The preferred c axis orientation of ice from polar ice sheets develops essentially as a result of intracrystalline slip; but dynamic recrystallization appears to alter the kinetics of the development of deformation textures and is, at high temperature, at the origin of recrystallization textures. The purpose of this work is to obtain a better understanding of recrystallization processes that occur in polar ice sheets and to clarify the relationship between dynamic recrystallization and textures. The study was based on two deep ice cores from Greenland and Antarctica, the GReenland Ice core Project (GRIP) and Vostok ice cores. The structure along the GRIP core displays normal grain growth in the first 100 m of the ice sheet and rotation recrystallization and migration recrystallization near the bottom. Only grain growth and rotation recrystallization appear to occur in the Vostok ice core. The transition between these recrystallization regimes was studied, estimating, for interglacial ice, the evolution with depth of the dislocation density. This calculation has shown the efficiency of grain boundary migration for the absorption of dislocations.
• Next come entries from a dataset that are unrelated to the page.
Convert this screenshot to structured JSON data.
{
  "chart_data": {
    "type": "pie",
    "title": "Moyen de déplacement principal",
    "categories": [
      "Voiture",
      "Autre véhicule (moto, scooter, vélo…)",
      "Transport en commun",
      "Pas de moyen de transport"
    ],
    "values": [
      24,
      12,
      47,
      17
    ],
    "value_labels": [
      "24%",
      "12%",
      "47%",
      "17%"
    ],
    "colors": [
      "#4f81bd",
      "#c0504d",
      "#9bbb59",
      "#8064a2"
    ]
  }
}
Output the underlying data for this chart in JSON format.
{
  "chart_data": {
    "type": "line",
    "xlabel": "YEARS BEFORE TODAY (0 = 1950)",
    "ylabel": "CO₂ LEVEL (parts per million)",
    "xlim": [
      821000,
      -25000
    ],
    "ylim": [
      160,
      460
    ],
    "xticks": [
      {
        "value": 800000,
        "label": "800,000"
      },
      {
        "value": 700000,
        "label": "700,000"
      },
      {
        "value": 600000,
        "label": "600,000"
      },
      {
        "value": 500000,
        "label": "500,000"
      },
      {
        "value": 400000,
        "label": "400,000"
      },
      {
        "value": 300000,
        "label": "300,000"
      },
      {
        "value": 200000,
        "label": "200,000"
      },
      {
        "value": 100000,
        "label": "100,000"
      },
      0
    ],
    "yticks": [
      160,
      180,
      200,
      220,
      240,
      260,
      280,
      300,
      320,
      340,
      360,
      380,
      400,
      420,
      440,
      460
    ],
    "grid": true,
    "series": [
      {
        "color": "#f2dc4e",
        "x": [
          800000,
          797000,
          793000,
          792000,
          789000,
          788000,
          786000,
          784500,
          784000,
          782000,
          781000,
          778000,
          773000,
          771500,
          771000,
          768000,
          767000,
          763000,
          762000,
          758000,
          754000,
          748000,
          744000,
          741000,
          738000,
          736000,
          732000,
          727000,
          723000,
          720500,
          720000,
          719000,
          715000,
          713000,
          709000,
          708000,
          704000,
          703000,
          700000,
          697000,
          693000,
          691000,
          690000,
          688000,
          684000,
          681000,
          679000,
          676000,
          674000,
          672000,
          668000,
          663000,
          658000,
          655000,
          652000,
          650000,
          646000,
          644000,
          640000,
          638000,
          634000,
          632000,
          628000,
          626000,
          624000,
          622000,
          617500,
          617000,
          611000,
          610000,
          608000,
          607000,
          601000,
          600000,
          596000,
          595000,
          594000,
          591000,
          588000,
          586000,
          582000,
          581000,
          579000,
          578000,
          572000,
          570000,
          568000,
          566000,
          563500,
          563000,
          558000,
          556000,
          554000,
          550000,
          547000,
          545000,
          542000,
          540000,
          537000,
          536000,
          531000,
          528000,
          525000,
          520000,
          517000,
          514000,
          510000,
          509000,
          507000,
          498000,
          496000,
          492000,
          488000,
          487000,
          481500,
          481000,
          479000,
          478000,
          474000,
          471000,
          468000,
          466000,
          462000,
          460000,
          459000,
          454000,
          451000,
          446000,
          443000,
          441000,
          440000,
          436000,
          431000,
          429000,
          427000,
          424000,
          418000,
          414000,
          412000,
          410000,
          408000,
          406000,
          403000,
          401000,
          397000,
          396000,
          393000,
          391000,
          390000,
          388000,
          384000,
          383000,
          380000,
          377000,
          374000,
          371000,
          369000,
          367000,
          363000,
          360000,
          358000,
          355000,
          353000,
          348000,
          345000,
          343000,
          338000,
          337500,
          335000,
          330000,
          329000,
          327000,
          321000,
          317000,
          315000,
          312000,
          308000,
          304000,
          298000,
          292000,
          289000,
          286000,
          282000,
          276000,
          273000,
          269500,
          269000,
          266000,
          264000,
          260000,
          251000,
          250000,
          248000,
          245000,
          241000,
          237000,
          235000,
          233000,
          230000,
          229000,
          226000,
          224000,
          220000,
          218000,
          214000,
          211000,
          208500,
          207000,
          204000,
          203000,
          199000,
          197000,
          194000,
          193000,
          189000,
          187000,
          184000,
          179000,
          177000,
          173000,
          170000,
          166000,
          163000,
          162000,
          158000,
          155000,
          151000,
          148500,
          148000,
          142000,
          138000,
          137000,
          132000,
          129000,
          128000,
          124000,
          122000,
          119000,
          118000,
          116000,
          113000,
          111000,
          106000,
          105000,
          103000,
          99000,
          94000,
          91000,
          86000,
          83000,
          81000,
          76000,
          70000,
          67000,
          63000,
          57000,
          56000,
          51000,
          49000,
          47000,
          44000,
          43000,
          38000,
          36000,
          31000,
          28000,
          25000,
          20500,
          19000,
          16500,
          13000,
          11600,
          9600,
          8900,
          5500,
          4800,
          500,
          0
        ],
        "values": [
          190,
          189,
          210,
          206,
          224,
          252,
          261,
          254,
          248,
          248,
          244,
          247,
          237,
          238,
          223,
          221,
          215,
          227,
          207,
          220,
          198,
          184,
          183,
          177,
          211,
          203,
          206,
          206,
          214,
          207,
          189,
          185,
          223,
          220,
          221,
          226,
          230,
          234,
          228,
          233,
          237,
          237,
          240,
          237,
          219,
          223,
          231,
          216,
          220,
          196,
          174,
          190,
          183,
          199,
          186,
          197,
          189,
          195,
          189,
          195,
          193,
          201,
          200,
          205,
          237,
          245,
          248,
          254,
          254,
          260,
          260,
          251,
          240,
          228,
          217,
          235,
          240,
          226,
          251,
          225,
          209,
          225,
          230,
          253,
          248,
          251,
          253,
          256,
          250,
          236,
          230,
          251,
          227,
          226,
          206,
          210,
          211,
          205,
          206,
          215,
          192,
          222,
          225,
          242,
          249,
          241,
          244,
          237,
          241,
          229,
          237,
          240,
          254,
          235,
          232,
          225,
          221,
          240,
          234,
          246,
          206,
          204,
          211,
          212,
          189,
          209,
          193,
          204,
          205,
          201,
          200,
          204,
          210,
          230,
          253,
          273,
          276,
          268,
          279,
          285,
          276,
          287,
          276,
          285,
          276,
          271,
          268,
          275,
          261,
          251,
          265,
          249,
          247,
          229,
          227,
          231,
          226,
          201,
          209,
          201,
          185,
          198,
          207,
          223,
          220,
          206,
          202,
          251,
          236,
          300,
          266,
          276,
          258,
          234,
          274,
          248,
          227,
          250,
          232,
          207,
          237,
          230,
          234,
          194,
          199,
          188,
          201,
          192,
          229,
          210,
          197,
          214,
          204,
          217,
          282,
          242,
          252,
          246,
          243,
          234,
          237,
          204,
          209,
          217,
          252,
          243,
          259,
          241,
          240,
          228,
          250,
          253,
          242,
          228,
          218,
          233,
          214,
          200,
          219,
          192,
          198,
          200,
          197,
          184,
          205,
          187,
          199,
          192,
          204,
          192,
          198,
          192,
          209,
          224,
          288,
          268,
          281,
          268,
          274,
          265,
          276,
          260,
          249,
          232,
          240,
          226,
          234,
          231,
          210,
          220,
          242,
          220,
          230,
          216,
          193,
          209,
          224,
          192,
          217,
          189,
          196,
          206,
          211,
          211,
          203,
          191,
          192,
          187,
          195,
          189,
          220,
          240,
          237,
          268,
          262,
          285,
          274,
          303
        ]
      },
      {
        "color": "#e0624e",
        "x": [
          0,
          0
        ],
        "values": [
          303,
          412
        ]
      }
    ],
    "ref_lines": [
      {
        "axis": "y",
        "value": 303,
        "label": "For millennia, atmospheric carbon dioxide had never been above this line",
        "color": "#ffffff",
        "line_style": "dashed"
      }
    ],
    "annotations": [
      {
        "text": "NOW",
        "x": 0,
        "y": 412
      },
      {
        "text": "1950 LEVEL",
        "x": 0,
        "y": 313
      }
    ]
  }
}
At Vostok, the highest value of the dislocation density is found at a depth of about 1000 m and the continuous decrease in the dislocation density below this depth is related to the increase of the grain boundary migration rate. It is shown that the driving force required to initiate migration recrystallization is not reached in interglacial ice at Vostok. The observed textures were compared with those predicted by the self‐consistent approach. Recrystallization textures are interpreted by assuming that the less stressed grains, i.e., the best oriented for basal slip, are favored by the size advantage of subgrains. The recrystallization textures are compared with those of other materials.